Last night at the Gothic Theatre I was reunited with Tune-Yards. It was in the middle of the tribal prayer that is "Time of Dark" that I realized I was somehow, unexpectedly, bored. I felt like I had seen all these theatrics and schtick before. Not just from her -- from Miley Cyrus. Pop music has taken "subversive" on-stage spectacles to unthinkable heights. It's Miley Cyrus singing to an inflatable version of her dead dog and Lady Gaga letting someone vomit on her while bass and strobes pound from behind. And last night, Garbus singing in a multicolored dress accompanied by too many back up singers and a playful stage set up, featuring a creepy giant eye felt eerily similar to those pop-stars she's tried so hard to distance herself from.
Gone for the most part was the impressive use of ukulele and spontaneous vocal and rhythmic looping, now replaced by synthesizers and extra musicians. Missing was the sense of playfulness and experimentation. Instead there was controlled performance of new songs that probably worked better in the recording studio. Nothing happened on stage that was inherently bad. There were no missteps. Yet somehow I couldn't help but feel that it was lacking, uninspired. As much as Garbus is trying to be this on the fringe, experimental critic's darling, she is honestly more like the mainstream pop-stars she probably despises. Both rely on intoxicating beats that you lose yourself to dance in, both are built on schtick and production that make you simultaneously fall for and question what you're watching. Even certain artistic choices can be seen through the same lens. Katy Perry got in trouble for a geisha-inspired performance, and there has been a lot of talk of Garbus' use of cultural appropriation for her sound. (That is an argument for another time, but I will say it's bold for a New England white girl to stand before a packed crowd and sing "I come from the land of slaves" over Haitian drum cadences).
Before readers storm the comments section with points like "but tUnE-yArDs sings about real issues and Katy Perry has a song dedicated to her lover's birthday," let me say you are correct. Yes, Garbus is reaching towards a moral high ground, while "Birthday" is both a horrible metaphor and mediocre song. But both make me dance like an idiot and passively sing along, and isn't that the point? Maybe it's that pop music is catching up with tUnE-yArDs, or maybe it's that tUnE-yArDs learned her iconoclastic, twisted version of pop had a short shelf life and she has to creep slowly toward the middle to survive. Either way, it seems these two trajectories are racing towards each other and the path she's taking was laid bare at the Gothic Theatre.

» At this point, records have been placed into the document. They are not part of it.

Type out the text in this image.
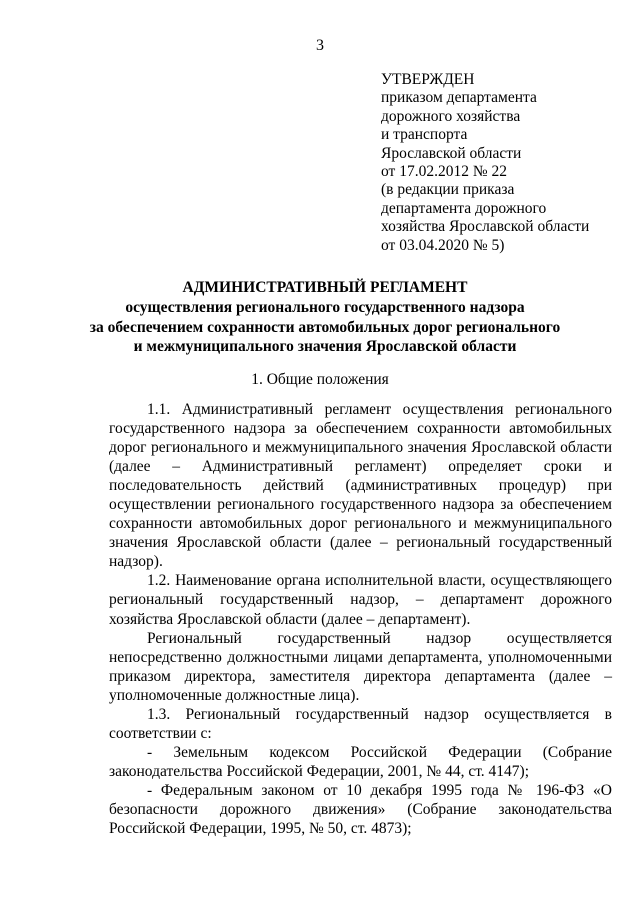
3
УТВЕРЖДЕН
приказом департамента
дорожного хозяйства
и транспорта
Ярославской области
от 17.02.2012 № 22
(в редакции приказа
департамента дорожного
хозяйства Ярославской области
от 03.04.2020 № 5)
АДМИНИСТРАТИВНЫЙ РЕГЛАМЕНТ
осуществления регионального государственного надзора
за обеспечением сохранности автомобильных дорог регионального
и межмуниципального значения Ярославской области
1. Общие положения

1.1. Административный регламент осуществления регионального государственного надзора за обеспечением сохранности автомобильных дорог регионального и межмуниципального значения Ярославской области (далее – Административный регламент) определяет сроки и последовательность действий (административных процедур) при осуществлении регионального государственного надзора за обеспечением сохранности автомобильных дорог регионального и межмуниципального значения Ярославской области (далее – региональный государственный надзор).

1.2. Наименование органа исполнительной власти, осуществляющего региональный государственный надзор, – департамент дорожного хозяйства Ярославской области (далее – департамент).

Региональный государственный надзор осуществляется непосредственно должностными лицами департамента, уполномоченными приказом директора, заместителя директора департамента (далее – уполномоченные должностные лица).

1.3. Региональный государственный надзор осуществляется в соответствии с:

- Земельным кодексом Российской Федерации (Собрание законодательства Российской Федерации, 2001, № 44, ст. 4147);

- Федеральным законом от 10 декабря 1995 года № 196-ФЗ «О безопасности дорожного движения» (Собрание законодательства Российской Федерации, 1995, № 50, ст. 4873);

But that isn't a bad thing.
If tUnE-yArDs is the future of pop music, then all hail Queen Merrill! Because while she may be dipping into the same bag of tricks used by Lady Gaga and Miley Cyrus, you won't see either of them utilizing ukulele melodies or looping their own voice or ever imagining lyrics about domestic abuse. Not even Katy Perry and her many number one hits could perfectly mix Weezer guitars with Liberace-esque keyboards or build up an insanely catchy song like "Water Fountain" only to completely deconstruct it to the brink of chaos. tUnE-yArDs proved last night that pop music, while all based on the same aesthetics, can be more than just the surface and deserves to be. Songs can be about more than hooking up in a club, and naturally strong vocals can be used in creative and inspiring ways. You can sing about people not having enough water while using playground claps and childlike rhymes to get the crowd engaged. If tUnE-yArDs has to tone down the primal screams and melodic disorder to get that idea to a larger audience, that's fine by me.
The best moment of the night came from the first song of the encore. According to Garbus, someone had stolen the set list and written in "Fiya," so she happily rewarded the thief. It was simple and slow and let Garbus' voice shine, accompanied by subtle ukulele picking and delicate percussion. It was as if fourteen-year-old Hannah Montana had suddenly appeared to interrupt Miley Cyrus's twerking, naive passion and all. No matter which direction tUnE-yArDs or pop music goes next, that one song, the "under-rehearsed and underplayed" "Fiya," was the real tUnE-yArDs.